🤖 AI Summary
This work addresses the challenge of factuality verification in deep research reports (DRRs), where claim-level fact-checking is hindered by the limitations of existing fact-checking systems and static benchmarks. To overcome this, the authors propose an Audit-then-Score (AtS) framework that introduces a dynamic, iteratively refined benchmarking mechanism, transforming human experts from one-time annotators into high-precision arbitrators and enabling co-evolution between verification agents and the benchmark itself. Built upon this framework, the versioned benchmark DeepFact-Bench and the document-level verifier DeepFact-Eval—along with its lightweight variant—demonstrate substantial improvements in fact-checking performance: expert accuracy on a micro-gold standard rises from 60.8% to 90.9%, and DeepFact-Eval consistently outperforms state-of-the-art methods on both internal and external datasets, exhibiting strong transferability.
📝 Abstract
Search-augmented LLM agents can produce deep research reports (DRRs), but verifying claim-level factuality remains challenging. Existing fact-checkers are primarily designed for general-domain, factoid-style atomic claims, and there is no benchmark to test whether such verifiers transfer to DRRs.

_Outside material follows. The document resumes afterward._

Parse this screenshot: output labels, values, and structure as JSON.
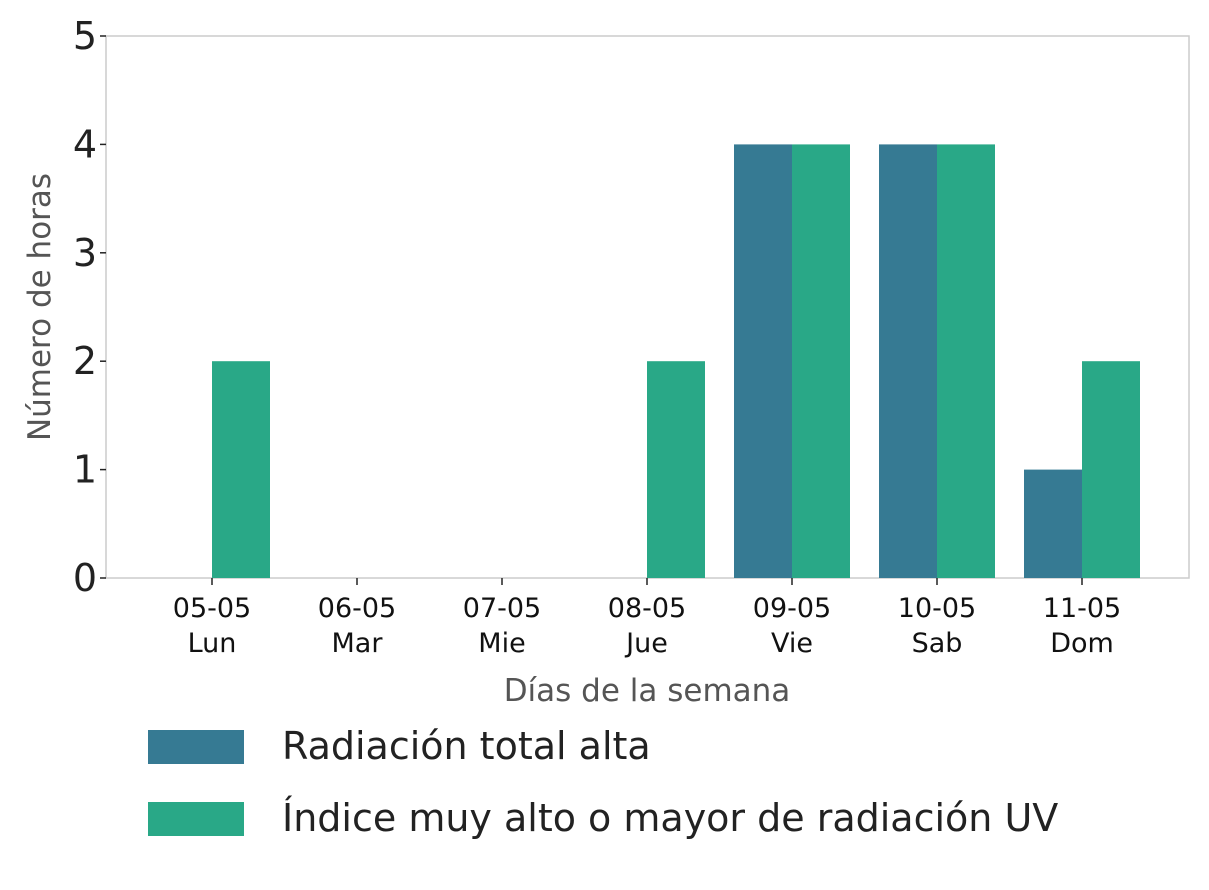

Yet building such a benchmark is itself difficult. We first show that static expert-labeled benchmarks are brittle in this setting: in a controlled study with PhD-level specialists, unassisted experts achieve only 60.8% accuracy on a hidden micro-gold set of verifiable claims. We propose Evolving Benchmarking via Audit-then-Score (AtS), where benchmark labels and rationales are explicitly revisable: when a verifier disagrees with the current benchmark, it must submit evidence; an auditor adjudicates the dispute; and accepted revisions update the benchmark before models are scored. Across four AtS rounds, expert micro-gold accuracy rises to 90.9%, indicating experts are substantially more reliable as auditors than as one-shot labelers. We instantiate AtS as DeepFact-Bench, a versioned DRR factuality benchmark with auditable rationales, and DeepFact-Eval, a document-level verification agent (with a grouped lite variant) that outperforms existing verifiers on DeepFact-Bench and transfers well to external factuality datasets.